順著優美的脖頸望去,白筱筱的臉依舊像是他記憶中那樣明艷動人。可這份美好,如今卻不再屬於自己了,心底的不甘讓陸澤嶼眼底最後一點溫潤徹底褪去。
「澤嶼,你不是為了我,你是為了你自己。」白筱筱直視他暗沉的眼眸,不過才幾個月的時間,一切都變得物是人非了。

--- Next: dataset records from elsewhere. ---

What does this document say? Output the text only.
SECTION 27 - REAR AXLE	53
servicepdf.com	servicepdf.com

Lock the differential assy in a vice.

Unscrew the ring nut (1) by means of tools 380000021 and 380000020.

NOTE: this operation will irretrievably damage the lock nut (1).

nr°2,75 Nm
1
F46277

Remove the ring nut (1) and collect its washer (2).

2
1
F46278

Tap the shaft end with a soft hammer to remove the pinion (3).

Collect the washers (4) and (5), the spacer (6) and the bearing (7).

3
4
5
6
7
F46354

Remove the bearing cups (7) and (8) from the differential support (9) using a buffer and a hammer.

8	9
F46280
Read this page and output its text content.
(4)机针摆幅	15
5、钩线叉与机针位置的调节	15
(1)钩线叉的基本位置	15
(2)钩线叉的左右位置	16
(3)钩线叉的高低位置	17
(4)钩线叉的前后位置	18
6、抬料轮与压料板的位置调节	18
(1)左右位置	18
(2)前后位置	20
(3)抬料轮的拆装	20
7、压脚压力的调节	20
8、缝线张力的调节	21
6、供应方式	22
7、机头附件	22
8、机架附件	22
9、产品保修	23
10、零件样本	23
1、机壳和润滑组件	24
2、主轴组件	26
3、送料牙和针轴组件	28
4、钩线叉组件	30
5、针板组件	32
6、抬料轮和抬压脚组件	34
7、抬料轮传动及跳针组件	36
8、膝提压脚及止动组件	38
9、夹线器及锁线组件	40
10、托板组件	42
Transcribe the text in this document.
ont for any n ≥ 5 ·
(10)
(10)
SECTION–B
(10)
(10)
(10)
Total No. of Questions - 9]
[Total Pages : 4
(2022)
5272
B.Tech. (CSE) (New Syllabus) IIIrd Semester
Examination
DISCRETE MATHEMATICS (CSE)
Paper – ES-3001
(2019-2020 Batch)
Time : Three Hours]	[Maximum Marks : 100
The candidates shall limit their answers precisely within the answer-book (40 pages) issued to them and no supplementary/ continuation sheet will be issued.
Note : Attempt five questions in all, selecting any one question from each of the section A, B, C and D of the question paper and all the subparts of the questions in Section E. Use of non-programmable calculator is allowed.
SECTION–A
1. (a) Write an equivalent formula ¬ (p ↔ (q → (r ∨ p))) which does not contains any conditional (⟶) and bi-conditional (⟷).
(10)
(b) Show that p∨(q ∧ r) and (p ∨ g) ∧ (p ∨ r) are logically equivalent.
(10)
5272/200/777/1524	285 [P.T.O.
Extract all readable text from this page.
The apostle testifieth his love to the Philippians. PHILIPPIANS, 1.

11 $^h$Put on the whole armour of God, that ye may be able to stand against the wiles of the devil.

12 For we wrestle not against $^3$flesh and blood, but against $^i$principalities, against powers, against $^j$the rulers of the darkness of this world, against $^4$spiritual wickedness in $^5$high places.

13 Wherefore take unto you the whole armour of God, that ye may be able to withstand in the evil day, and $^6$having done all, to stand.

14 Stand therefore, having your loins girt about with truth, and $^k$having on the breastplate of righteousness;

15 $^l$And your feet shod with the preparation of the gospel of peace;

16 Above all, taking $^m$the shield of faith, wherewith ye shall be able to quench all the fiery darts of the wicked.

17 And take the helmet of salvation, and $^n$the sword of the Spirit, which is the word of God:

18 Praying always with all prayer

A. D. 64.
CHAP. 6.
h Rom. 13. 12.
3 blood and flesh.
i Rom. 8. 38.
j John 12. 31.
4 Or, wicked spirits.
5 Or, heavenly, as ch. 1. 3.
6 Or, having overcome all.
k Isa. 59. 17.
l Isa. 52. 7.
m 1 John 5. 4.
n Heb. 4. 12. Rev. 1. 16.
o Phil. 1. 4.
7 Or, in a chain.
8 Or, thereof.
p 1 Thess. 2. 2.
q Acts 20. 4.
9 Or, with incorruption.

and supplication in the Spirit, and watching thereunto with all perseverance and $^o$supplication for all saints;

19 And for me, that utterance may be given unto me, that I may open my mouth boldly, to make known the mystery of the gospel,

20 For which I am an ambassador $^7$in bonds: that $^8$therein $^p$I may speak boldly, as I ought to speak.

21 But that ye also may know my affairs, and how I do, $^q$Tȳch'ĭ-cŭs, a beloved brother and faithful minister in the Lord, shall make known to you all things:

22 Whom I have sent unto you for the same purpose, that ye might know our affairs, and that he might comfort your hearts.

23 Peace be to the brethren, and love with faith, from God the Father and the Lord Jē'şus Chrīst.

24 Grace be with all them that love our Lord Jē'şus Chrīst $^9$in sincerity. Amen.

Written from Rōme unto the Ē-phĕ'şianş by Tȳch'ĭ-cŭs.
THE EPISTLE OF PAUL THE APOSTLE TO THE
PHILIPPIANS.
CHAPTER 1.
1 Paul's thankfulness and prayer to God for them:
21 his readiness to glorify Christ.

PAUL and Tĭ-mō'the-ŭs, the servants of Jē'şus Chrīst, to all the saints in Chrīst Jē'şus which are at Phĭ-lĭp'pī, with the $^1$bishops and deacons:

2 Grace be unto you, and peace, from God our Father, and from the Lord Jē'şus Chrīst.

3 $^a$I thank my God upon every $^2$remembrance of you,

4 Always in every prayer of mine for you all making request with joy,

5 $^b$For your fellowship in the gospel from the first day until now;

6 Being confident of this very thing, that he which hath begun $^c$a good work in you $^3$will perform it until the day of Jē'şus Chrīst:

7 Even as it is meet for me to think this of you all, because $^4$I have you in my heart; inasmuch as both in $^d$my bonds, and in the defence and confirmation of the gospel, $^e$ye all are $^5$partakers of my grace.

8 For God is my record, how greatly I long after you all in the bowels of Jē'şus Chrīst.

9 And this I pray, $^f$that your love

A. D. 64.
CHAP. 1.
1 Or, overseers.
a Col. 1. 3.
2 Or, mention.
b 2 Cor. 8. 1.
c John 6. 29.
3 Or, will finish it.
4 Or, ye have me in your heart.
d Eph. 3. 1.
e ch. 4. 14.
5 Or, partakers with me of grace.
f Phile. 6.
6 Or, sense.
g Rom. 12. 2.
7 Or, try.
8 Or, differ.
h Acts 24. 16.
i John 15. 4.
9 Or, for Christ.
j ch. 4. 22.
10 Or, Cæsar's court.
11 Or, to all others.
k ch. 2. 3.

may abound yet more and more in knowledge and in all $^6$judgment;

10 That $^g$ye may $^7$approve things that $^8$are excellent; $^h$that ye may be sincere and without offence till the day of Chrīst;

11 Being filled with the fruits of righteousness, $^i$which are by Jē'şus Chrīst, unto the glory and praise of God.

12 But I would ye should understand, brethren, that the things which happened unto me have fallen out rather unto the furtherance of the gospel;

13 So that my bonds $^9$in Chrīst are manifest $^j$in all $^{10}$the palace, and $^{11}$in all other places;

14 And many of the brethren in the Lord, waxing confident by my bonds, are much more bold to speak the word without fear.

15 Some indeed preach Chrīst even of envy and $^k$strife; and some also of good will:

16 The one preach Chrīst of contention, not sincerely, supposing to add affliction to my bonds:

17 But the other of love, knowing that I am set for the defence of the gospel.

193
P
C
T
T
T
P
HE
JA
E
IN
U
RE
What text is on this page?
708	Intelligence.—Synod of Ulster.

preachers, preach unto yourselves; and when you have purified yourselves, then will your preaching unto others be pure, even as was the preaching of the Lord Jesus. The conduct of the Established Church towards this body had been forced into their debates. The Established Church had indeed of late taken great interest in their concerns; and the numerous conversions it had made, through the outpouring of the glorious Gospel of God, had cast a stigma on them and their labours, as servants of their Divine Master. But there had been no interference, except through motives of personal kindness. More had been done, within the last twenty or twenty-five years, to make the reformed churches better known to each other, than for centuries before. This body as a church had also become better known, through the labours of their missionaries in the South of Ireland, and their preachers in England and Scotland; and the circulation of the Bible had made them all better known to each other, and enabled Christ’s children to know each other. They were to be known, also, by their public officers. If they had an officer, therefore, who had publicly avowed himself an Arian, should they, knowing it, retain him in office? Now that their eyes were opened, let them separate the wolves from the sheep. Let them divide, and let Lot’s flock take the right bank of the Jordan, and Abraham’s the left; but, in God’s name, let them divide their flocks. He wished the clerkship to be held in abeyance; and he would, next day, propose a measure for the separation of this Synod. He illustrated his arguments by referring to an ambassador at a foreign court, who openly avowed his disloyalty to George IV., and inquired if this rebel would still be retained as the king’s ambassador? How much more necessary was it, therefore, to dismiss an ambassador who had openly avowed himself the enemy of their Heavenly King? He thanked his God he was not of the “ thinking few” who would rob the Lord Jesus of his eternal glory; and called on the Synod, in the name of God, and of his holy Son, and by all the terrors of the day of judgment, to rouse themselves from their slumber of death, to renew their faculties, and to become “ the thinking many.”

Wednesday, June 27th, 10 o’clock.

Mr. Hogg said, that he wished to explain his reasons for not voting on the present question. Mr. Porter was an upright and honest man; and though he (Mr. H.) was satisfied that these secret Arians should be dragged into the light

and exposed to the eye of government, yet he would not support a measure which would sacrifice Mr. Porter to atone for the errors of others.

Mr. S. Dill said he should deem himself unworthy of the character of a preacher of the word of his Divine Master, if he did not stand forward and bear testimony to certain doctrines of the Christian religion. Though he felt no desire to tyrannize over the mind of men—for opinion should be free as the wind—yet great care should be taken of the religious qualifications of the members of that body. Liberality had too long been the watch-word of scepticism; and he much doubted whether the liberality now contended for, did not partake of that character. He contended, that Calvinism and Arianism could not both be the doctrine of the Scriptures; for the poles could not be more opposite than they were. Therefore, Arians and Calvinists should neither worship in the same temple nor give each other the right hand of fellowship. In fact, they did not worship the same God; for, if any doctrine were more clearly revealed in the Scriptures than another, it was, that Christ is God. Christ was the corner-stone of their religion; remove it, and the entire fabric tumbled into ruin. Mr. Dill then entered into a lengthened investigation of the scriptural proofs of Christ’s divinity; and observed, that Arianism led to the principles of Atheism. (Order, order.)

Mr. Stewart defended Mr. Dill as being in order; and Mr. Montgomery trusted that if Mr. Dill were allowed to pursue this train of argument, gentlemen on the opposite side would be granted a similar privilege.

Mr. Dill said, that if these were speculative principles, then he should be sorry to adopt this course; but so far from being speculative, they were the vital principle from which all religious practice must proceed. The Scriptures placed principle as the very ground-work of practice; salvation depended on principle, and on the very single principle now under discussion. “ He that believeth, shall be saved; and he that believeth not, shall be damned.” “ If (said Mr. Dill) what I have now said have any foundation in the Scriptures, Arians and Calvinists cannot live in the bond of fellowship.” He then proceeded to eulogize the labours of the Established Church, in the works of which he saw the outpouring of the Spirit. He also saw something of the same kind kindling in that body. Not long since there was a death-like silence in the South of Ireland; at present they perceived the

「筱筱,你怎麼能這麼說?如果不是為了你,為了我們的將來,我怎麼會和陸瑾川那個野種……」陸澤嶼情緒變得激動起來,只是還沒等他說完。
便被白筱筱出聲打斷了。
「澤嶼,夠了,不管怎麼說,陸瑾川現在都是我的丈夫,我不允許任何人詆毀侮辱他。」
白筱筱的聲音有些清冷,連帶著眼底也跟著冷了幾分。
聞言,陸澤嶼不敢置信的瞪大眼睛看著白筱筱,她既然將那個野種當作丈夫,這個女人明明是屬於他的不是嗎?要不是陸瑾川橫插一腳的話,那麼現在陪在自己身邊的人不是蘇曼妮而是筱筱。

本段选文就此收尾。